We worked on a 15-storey residential tower near the South Bank where the London Clay profile was straightforward, but the overlying alluvial terrace deposits created a clear impedance contrast. That mismatch can amplify surface shaking by a factor of 1.6 or more. For that project we ran a full seismic amplification analysis using shear-wave velocity profiles from MASW surveys. The results directly informed the foundation design and saved the client from over-specifying reinforcement. Before any dynamic analysis we always cross-check with a microzonificación sísmica study to map site class variability across the footprint. London's geology is layered, and ignoring the velocity reversal between Terrace Gravel and London Clay is a common mistake.

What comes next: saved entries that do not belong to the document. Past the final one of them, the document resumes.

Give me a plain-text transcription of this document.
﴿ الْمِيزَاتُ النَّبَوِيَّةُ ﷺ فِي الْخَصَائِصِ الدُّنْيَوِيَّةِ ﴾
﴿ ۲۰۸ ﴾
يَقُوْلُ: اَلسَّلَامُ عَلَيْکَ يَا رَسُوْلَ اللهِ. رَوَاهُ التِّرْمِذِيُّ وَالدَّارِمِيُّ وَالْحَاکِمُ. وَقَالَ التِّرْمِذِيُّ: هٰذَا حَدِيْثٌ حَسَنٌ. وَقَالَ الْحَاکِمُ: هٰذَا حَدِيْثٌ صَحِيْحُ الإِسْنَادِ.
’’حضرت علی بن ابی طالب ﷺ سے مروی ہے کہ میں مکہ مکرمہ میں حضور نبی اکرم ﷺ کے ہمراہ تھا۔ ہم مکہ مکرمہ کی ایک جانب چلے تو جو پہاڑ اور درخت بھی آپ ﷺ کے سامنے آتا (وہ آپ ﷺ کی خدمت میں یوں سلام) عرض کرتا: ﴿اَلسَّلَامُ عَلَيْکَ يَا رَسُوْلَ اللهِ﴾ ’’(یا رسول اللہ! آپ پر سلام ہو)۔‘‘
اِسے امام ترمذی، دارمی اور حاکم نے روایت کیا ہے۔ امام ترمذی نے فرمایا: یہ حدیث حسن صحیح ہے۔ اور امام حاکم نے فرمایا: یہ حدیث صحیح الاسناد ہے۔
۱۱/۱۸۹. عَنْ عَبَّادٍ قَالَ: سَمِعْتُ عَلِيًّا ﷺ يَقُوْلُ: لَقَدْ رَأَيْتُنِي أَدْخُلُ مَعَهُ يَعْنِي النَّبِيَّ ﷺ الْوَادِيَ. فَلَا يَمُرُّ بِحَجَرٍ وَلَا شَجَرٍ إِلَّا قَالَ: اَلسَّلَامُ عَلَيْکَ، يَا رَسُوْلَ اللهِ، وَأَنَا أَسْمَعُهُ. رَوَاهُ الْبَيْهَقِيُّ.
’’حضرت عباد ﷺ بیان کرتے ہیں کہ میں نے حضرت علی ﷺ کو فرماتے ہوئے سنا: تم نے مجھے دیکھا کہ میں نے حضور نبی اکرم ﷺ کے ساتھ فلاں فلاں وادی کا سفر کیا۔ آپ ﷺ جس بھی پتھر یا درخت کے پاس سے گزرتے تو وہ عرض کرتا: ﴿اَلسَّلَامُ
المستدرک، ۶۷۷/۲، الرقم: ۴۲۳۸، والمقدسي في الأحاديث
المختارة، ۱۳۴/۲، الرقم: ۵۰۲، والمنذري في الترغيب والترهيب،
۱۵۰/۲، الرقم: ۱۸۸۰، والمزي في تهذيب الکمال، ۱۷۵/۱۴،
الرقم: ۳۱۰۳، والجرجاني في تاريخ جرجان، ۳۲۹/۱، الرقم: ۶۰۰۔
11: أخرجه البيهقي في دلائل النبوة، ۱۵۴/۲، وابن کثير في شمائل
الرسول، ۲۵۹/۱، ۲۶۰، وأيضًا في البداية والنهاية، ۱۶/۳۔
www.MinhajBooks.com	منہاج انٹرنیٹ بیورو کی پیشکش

A site class mismatch between Terrace Gravel and London Clay can amplify peak ground acceleration by 60 percent — a figure no designer should ignore.
Scope of work
- Average shear-wave velocity in the top 30 m (VS30)

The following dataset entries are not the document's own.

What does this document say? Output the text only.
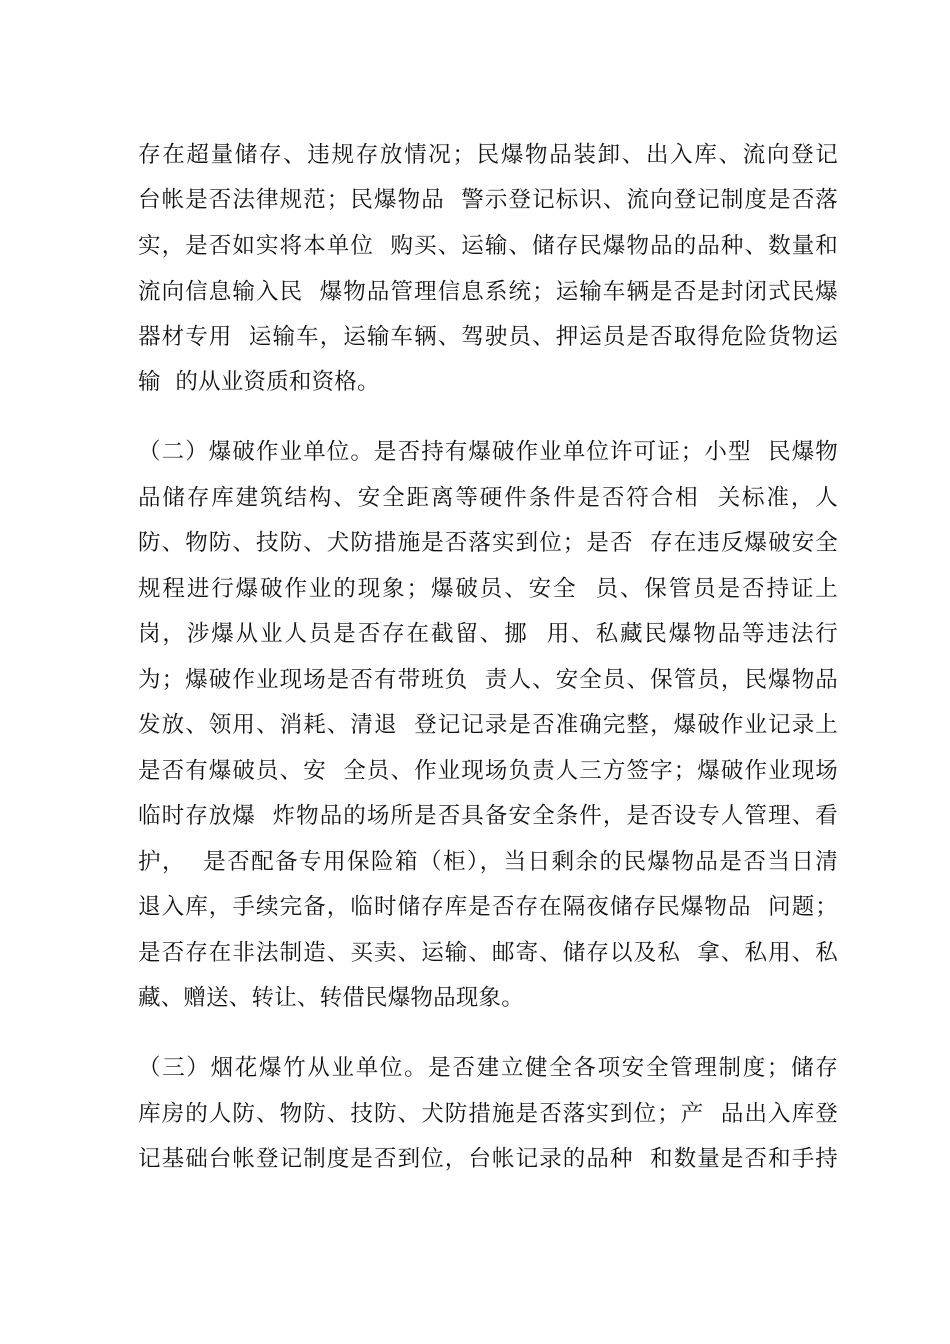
存在超量储存、违规存放情况；民爆物品装卸、出入库、流向登记
台帐是否法律规范；民爆物品  警示登记标识、流向登记制度是否落
实，是否如实将本单位  购买、运输、储存民爆物品的品种、数量和
流向信息输入民  爆物品管理信息系统；运输车辆是否是封闭式民爆
器材专用  运输车，运输车辆、驾驶员、押运员是否取得危险货物运
输  的从业资质和资格。
（二）爆破作业单位。是否持有爆破作业单位许可证；小型  民爆物
品储存库建筑结构、安全距离等硬件条件是否符合相  关标准，人
防、物防、技防、犬防措施是否落实到位；是否  存在违反爆破安全
规程进行爆破作业的现象；爆破员、安全  员、保管员是否持证上
岗，涉爆从业人员是否存在截留、挪  用、私藏民爆物品等违法行
为；爆破作业现场是否有带班负  责人、安全员、保管员，民爆物品
发放、领用、消耗、清退  登记记录是否准确完整，爆破作业记录上
是否有爆破员、安  全员、作业现场负责人三方签字；爆破作业现场
临时存放爆  炸物品的场所是否具备安全条件，是否设专人管理、看
护，  是否配备专用保险箱（柜），当日剩余的民爆物品是否当日清
退入库，手续完备，临时储存库是否存在隔夜储存民爆物品  问题；
是否存在非法制造、买卖、运输、邮寄、储存以及私  拿、私用、私
藏、赠送、转让、转借民爆物品现象。
（三）烟花爆竹从业单位。是否建立健全各项安全管理制度；储存
库房的人防、物防、技防、犬防措施是否落实到位；产  品出入库登
记基础台帐登记制度是否到位，台帐记录的品种  和数量是否和手持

- Fundamental site period (T0) from HVSR measurements
- Strain-dependent modulus reduction curves (G/Gmax vs. γ)
Area-specific notes
London's geology is deceptive. The stiff London Clay underlies soft alluvium and Terrace Gravel in many central boroughs. That inverted stiffness profile creates a velocity inversion that traps shear waves and amplifies long-period motion. Buildings above 10 storeys are especially sensitive. We recently assessed a site in Islington where the amplification factor reached 1.75 in the 0.6–1.0 s period band. Without a proper seismic amplification analysis the structural engineer would have underestimated the base shear by almost 40 percent. The clay's non-linear behaviour under cyclic loading also shifts the fundamental period, so a linear code-based check alone is insufficient.
Standards used
BS EN 1998-5:2004 (Eurocode 8 – Foundations, retaining structures and geotechnical aspects), NEHRP Recommended Provisions (FEMA P-1050) – Site classification VS30 thresholds, BS 1377/D4428M-18 (Crosshole seismic testing for shear-wave velocity)
Linked services
1D Equivalent-Linear Wave Propagation Analysis
We model the soil column using measured shear-wave velocity profiles and strain-dependent modulus reduction curves. Output includes acceleration response spectra at the ground surface, amplification functions, and depth-to-bedrock effects. Suitable for low-to-moderate seismicity regions like London.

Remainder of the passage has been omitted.